South Korea says probe points to North in sinking of ship; Pyongyang denies involvement

South Korea says North Korea is responsible for the torpedo attack that killed 46 sailors aboard the Cheonan in March.
Washington Post Foreign Service
Thursday, May 20, 2010; 8:40 AM

SEOUL -- South Korea said Thursday that an international investigation has found overwhelming evidence that one of its warships was sunk by a torpedo made in North Korea and that the weapon was fired by a North Korean submarine.

"There is no other plausible explanation" for the sinking of the Cheonan on March 26 near a disputed sea border between the two Koreas, said the report. It was based on the findings of 50 experts from South Korea who worked with 24 investigators from the United States, Australia, Britain and Sweden.

After the results of the investigation were released, South Korean President Lee Myung-bak said his country "will take resolute countermeasures against North Korea and make it admit its wrongdoing through strong international cooperation."

Lee made the statement in a phone conversation with Australian Prime Minister Kevin Rudd but did not specify what countermeasures the South would take against the heavily armed and unpredictable government of leader Kim Jong Il.

Most analysts say the only realistic options available to South Korea are pushing for increased international isolation of the North and cutting back on inter-Korean trade, which has already seen a dramatic decline in the two years since Lee has been in power.

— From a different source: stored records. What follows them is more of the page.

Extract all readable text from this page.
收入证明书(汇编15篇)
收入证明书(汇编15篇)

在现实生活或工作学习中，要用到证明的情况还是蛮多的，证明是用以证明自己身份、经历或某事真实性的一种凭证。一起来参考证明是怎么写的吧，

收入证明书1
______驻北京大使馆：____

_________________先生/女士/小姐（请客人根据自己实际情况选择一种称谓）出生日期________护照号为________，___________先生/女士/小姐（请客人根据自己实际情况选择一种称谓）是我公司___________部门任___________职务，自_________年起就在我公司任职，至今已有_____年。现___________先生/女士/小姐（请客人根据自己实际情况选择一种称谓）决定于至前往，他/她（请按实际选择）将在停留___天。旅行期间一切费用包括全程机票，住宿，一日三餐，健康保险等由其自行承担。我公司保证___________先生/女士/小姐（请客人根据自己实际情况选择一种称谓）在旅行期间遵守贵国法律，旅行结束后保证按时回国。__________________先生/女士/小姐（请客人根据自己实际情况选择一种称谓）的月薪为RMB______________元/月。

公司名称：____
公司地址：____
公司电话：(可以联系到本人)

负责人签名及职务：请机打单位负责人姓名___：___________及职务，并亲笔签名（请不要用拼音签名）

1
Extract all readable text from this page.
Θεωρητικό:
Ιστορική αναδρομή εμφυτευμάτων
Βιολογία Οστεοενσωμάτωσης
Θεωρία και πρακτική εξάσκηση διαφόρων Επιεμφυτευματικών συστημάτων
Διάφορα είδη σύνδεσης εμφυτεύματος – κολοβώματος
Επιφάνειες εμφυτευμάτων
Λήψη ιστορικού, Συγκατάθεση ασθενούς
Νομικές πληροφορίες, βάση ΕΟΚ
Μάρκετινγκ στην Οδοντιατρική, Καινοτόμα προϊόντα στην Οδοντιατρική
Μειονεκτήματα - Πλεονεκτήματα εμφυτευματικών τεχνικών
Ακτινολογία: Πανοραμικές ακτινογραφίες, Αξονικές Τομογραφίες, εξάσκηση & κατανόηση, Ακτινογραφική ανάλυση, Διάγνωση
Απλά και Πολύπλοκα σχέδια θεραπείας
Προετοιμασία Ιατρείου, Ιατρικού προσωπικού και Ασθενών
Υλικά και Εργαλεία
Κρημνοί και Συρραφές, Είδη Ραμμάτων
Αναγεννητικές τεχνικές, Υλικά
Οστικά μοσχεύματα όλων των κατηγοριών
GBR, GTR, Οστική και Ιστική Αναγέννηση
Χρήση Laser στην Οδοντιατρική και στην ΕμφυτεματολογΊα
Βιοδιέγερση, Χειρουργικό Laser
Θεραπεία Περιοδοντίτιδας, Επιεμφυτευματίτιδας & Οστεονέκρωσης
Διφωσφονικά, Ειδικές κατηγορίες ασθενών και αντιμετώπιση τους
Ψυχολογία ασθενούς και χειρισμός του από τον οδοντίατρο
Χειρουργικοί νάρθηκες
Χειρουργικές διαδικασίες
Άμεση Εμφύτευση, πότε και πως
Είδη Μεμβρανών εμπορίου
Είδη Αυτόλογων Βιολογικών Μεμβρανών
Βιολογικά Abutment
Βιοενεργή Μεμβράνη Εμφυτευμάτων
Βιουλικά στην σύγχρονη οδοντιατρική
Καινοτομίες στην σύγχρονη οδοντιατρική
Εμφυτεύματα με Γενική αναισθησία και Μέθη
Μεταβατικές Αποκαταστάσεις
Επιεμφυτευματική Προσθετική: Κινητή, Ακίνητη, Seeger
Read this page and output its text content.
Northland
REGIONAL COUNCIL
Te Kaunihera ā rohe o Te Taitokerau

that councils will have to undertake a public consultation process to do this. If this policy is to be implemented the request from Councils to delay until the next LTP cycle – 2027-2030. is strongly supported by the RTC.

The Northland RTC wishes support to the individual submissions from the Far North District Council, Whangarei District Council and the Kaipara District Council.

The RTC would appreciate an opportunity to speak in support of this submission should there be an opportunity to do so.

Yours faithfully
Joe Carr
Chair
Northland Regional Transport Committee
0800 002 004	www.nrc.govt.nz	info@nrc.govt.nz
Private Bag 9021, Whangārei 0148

North Korea immediately denounced the investigation as a "sheer fabrication" and accused the South of "pointing a dirty finger at us like a thief." It added that if there is any retaliation or punishment of the North, it will respond with "various forms of tough measures including all-out war."

The North also said it wanted to send its own investigators to South Korea to examine evidence -- a prospect that South Korean officials said was possible under the armistice that ended the Korean War in 1953.

The international investigation, details of which have been dribbling out this week, is certain to lead to a sustained effort by South Korea, the United States and Japan to seek punitive action against North Korea by the U.N. Security Council. "This act of aggression is one more instance of North Korea's unacceptable behavior and defiance of international law," the White House said late Wednesday.

The report said that investigators had confirmed that "a few small submarines and a mother ship" had left a North Korean naval base two to three days before the attack on the Cheonan and returned to port two to three days later.

It also found that torpedo parts recovered at the explosion site "perfectly match" schematics of a North Korean-made torpedo that the Pyongyang government has offered to sell to foreign countries.

The exploded torpedo was fired by a midget submarine, equipped with night-vision technology, that approached the Cheonan from international waters to ensure "the covertness" of the attack, South Korean Rear Adm. Hwang Won-dong said Thursday. Speaking at a news conference held to elaborate on the findings, he said the midget submarine fled the scene following the same route.

Investigators collected parts that were marked with Korean writing, the report said, and the markings were "consistent with the marking of a previously obtained North Korean torpedo," which allowed the investigators to "confirm that the recovered parts were made in North Korea."